Но никто из моих собеседниц не источает злобы ни по отношению к клиентам, ни по отношению к мужчинам вообще.


Чего в этом больше – корысти (не будет клиентов – не будет и денег), притворства, равнодушия или, может быть, человечности, трудно судить. «Часто приходят семейные люди, одинокие в семье. А тут его слушают, ему уделяют внимание. А дома у него один вопрос: зарплата где, а не то что интим какой-то, – жалостливо рассуждает та самая Инна, которую бывший муж избил до полусмерти. – Феминистки говорят: надо наказывать клиентов, а не проституток. Ну зачем клиентов-то наказывать? А если он карлик, например? Сядет на диван, и ножки свешиваются, как у ребенка. И при этом он мужчина. Кому он нужен, куда ему идти?»

«Человека же не наказывают за его естество», – резюмирует Эвелина задумчиво.

Легализация навсегда

Мои собеседницы против легализации проституции, за которую активно ратуют медики, занимающиеся эпидемией ВИЧ. Так, гинеколог и дерматовенеролог, к которым анонимно поступают пациентки по направлениям «Серебряной розы», в разговоре со мной назвали легализацию единственно возможным путем. Сами пациентки, как выяснилось, придерживаются иного мнения. Жить, как они считают, станет еще труднее: девушка должна будет открыть ИП, положить на счет 500 тысяч страховки, иметь свое собственное жилье и письменное согласие на открытие интим-салона от всех соседей, должна будет платить участковому, платить налоги, пускать СЭС и кучу проверяющих инстанций.

«А запись в трудовой книжке? – возмущается Инна. – Зачем мне такая запись нужна?»

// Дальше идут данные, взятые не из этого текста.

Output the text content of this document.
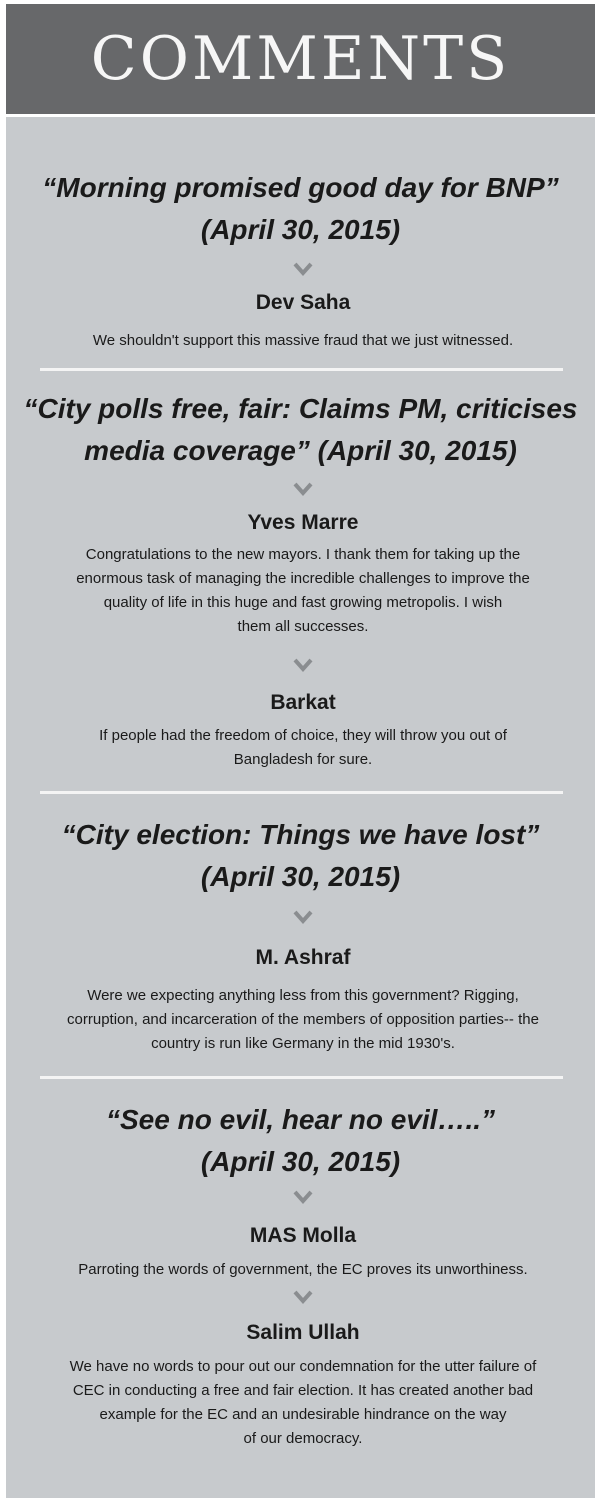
COMMENTS
“Morning promised good day for BNP”
(April 30, 2015)
Dev Saha
We shouldn't support this massive fraud that we just witnessed.
“City polls free, fair: Claims PM, criticises
media coverage” (April 30, 2015)
Yves Marre
Congratulations to the new mayors. I thank them for taking up the
enormous task of managing the incredible challenges to improve the
quality of life in this huge and fast growing metropolis. I wish
them all successes.
Barkat
If people had the freedom of choice, they will throw you out of
Bangladesh for sure.
“City election: Things we have lost”
(April 30, 2015)
M. Ashraf
Were we expecting anything less from this government? Rigging,
corruption, and incarceration of the members of opposition parties-- the
country is run like Germany in the mid 1930's.
“See no evil, hear no evil…..”
(April 30, 2015)
MAS Molla
Parroting the words of government, the EC proves its unworthiness.
Salim Ullah
We have no words to pour out our condemnation for the utter failure of
CEC in conducting a free and fair election. It has created another bad
example for the EC and an undesirable hindrance on the way
of our democracy.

«Пока нет легализации, у женщин есть возможность не так глубоко в этом увязать. А если все будет официально, то это навсегда».


Справка

По данным городского СПИД-центра, изучающего группы риска, в Петербурге сейчас от 50 до 70 тысяч секс-работников, в подавляющем большинстве – женщин. Около 13% из них заражены ВИЧ, и в последние годы это число растет быстрыми темпами – тогда как раньше число ВИЧ-плюс девушек в салонах оставалось относительно низким. По словам профессора Дениса Гусева, сотрудника СПИД-центра, одним из факторов, влияющих на этот рост, является физическое и психологическое насилие, приводящее к социальной изоляции, насаждению системного страха, который увеличивает вероятность рискованного поведения.

В 2016 году международная правозащитная организация Amnesty International выпустила доклад о необходимости декриминализации проституции по всему миру. По данным Amnesty International, уровень насилия по отношению к секс-работникам недопустимо высок в тех странах, где за это есть административные или уголовные статьи. И эти законы не помогают людям выходить из этой сферы, наоборот, плодят насилие, причем безнаказанное, так как женщины не обращаются в полицию. «Мы являемся сторонниками декриминализации, так как этот подход позволяет сделать абсолютно всех работников субъектами права, то есть защищенной социальной группой», – говорит консультант Amnesty International Кэтрин Мерфи.